How do I do a deep copy in c++

Question

I am trying to do a deep copy of class B, but A doesn't get set.

Why does b3->print return a garbage number instead of 1?

From what I understand, b2 and b3 are both pointing to the same A object. but I created a new object on the heap with B's copy constructor. so why are they both still poiting to the same object?

I hope this makes sense.

#include <cstdlib>
#include <iostream>

using namespace std;

class A{
      int num;
public:
       A(int n):num(n){ cout<< "A "<< num << " constructor" <<endl;}  
       ~A(){ cout<< "A "<< num <<" destructor. " <<endl; }   

       int print(){
        cout<< num<< endl;
       }
};

class B{
      A *a;
      int num;
public:
       B(int n):num(n){
           a = new A(n);
           cout<< "B "<< num <<" constructor" <<endl;    
       }  
       ~B(){
            delete a; 
            cout<< "B "<< num <<" destructor"<<endl; 
       }    
       // Copy contructor
       B(const B & b): a(new A(b.num)){ 
       } 

       <strike>int<\strike> void print(){
        cout<< num << endl;
       }

       int get_num(){
           return num;
       }
};

int main(int argc, char *argv[])
{ 
    B *b2 = new B(1);
    B *b3(b2);
    b2->print();
    delete b2;
    b3->print();
    system("PAUSE");
    return EXIT_SUCCESS;
}

Answer 1

B *b3(b2); doesn't do what you think.

It's equivalent to B* b3 = b2. The pointers will point to the same location. When you do delete b2;, you're also freeing the memory pointed to by b3.

To do a deep copy, do:

 B* b3 = new B(*b2);

There's also undefined behaviour here:

int print(){
   cout<< num << endl;
}

because you never return. Change the return type to void.

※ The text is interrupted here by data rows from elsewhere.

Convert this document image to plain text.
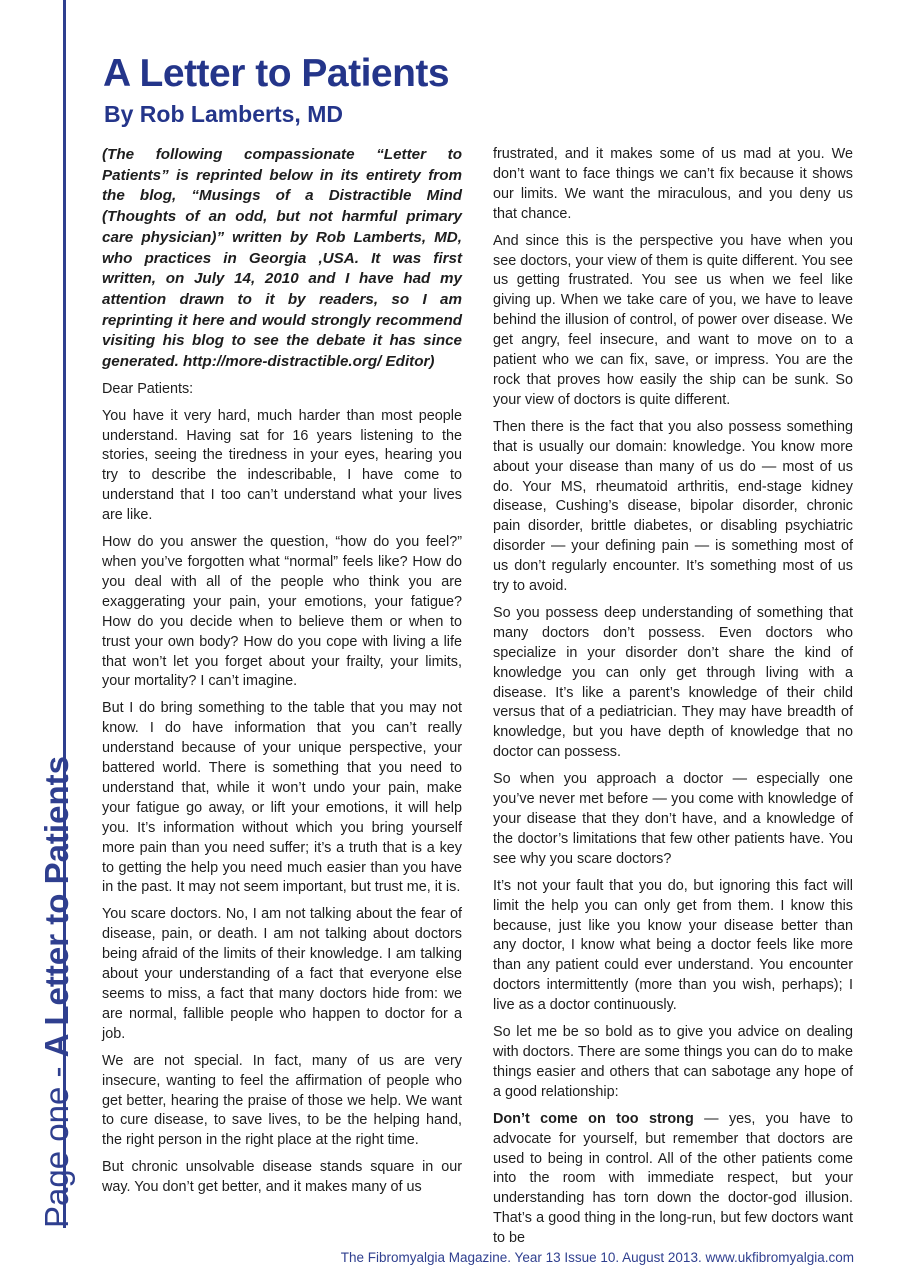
Page one - A Letter to Patients
A Letter to Patients
By Rob Lamberts, MD

(The following compassionate “Letter to Patients” is reprinted below in its entirety from the blog, “Musings of a Distractible Mind (Thoughts of an odd, but not harmful primary care physician)” written by Rob Lamberts, MD, who practices in Georgia ,USA. It was first written, on July 14, 2010 and I have had my attention drawn to it by readers, so I am reprinting it here and would strongly recommend visiting his blog to see the debate it has since generated. http://more-distractible.org/ Editor)

Dear Patients:

You have it very hard, much harder than most people understand. Having sat for 16 years listening to the stories, seeing the tiredness in your eyes, hearing you try to describe the indescribable, I have come to understand that I too can’t understand what your lives are like.

How do you answer the question, “how do you feel?” when you’ve forgotten what “normal” feels like? How do you deal with all of the people who think you are exaggerating your pain, your emotions, your fatigue? How do you decide when to believe them or when to trust your own body? How do you cope with living a life that won’t let you forget about your frailty, your limits, your mortality? I can’t imagine.

But I do bring something to the table that you may not know. I do have information that you can’t really understand because of your unique perspective, your battered world. There is something that you need to understand that, while it won’t undo your pain, make your fatigue go away, or lift your emotions, it will help you. It’s information without which you bring yourself more pain than you need suffer; it’s a truth that is a key to getting the help you need much easier than you have in the past. It may not seem important, but trust me, it is.

You scare doctors. No, I am not talking about the fear of disease, pain, or death. I am not talking about doctors being afraid of the limits of their knowledge. I am talking about your understanding of a fact that everyone else seems to miss, a fact that many doctors hide from: we are normal, fallible people who happen to doctor for a job.

We are not special. In fact, many of us are very insecure, wanting to feel the affirmation of people who get better, hearing the praise of those we help. We want to cure disease, to save lives, to be the helping hand, the right person in the right place at the right time.

But chronic unsolvable disease stands square in our way. You don’t get better, and it makes many of us

frustrated, and it makes some of us mad at you. We don’t want to face things we can’t fix because it shows our limits. We want the miraculous, and you deny us that chance.

And since this is the perspective you have when you see doctors, your view of them is quite different. You see us getting frustrated. You see us when we feel like giving up. When we take care of you, we have to leave behind the illusion of control, of power over disease. We get angry, feel insecure, and want to move on to a patient who we can fix, save, or impress. You are the rock that proves how easily the ship can be sunk. So your view of doctors is quite different.

Then there is the fact that you also possess something that is usually our domain: knowledge. You know more about your disease than many of us do — most of us do. Your MS, rheumatoid arthritis, end-stage kidney disease, Cushing’s disease, bipolar disorder, chronic pain disorder, brittle diabetes, or disabling psychiatric disorder — your defining pain — is something most of us don’t regularly encounter. It’s something most of us try to avoid.

So you possess deep understanding of something that many doctors don’t possess. Even doctors who specialize in your disorder don’t share the kind of knowledge you can only get through living with a disease. It’s like a parent’s knowledge of their child versus that of a pediatrician. They may have breadth of knowledge, but you have depth of knowledge that no doctor can possess.

So when you approach a doctor — especially one you’ve never met before — you come with knowledge of your disease that they don’t have, and a knowledge of the doctor’s limitations that few other patients have. You see why you scare doctors?

It’s not your fault that you do, but ignoring this fact will limit the help you can only get from them. I know this because, just like you know your disease better than any doctor, I know what being a doctor feels like more than any patient could ever understand. You encounter doctors intermittently (more than you wish, perhaps); I live as a doctor continuously.

So let me be so bold as to give you advice on dealing with doctors. There are some things you can do to make things easier and others that can sabotage any hope of a good relationship:

Don’t come on too strong — yes, you have to advocate for yourself, but remember that doctors are used to being in control. All of the other patients come into the room with immediate respect, but your understanding has torn down the doctor-god illusion. That’s a good thing in the long-run, but few doctors want to be

The Fibromyalgia Magazine. Year 13 Issue 10. August 2013. www.ukfibromyalgia.com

To get the value expected:

B(const B & b): a(new A(b.num)), num(b.num){ 
} 

Answer 2

Other answers to this question will explain about how pointers work, but you should also understand that not using pointers is a better solution. C++'s default behaviors work well with value semantics. If you hold objects by value then the default copy ctor and assignment operators will do a 'deep copy'.

class B{
    A a;
    int num;
public:
    B(int n): a(n), num(n){
        cout<< "B "<< num <<" constructor" <<endl;    
    }    

    void print(){
        cout<< num << endl;
    }

    int get_num(){
        return num;
    }
};

Also, if you do use owning pointers you should usually use smart pointers.

Answer 3

I think you probably intended to write something like this:

#include <iostream>

class A
{
public:
    A(int n) : num_(n) {}

    void print() { std::cout << num() << std::endl; }

    int num() const { return num_; }

private:
    int num_;
};

class B
{
public:
    B(int n) : a(n) {}

    int num() const { return a.num(); }

private:
    A a;
};

int main()
{
    B b(1);
    B b2 = b; // deep copy
}

As you can see:

1. B doesn't have its own num_ member. Duplication should be avoided.
2. There's no need to implement the copy constructor or assignment operator (rule-of-three).
3. Not need to use new here.

Answer 4

here you are not copying b2

B *b3(b2);

instead you are making b3 point to b2

you should have

B *b3 = new B(*b2);

Answer 5

There is no such things as shallow/deep copy in c++. You either have values or pointers/references that get copied, and that fully defines the semantics of the copy operation.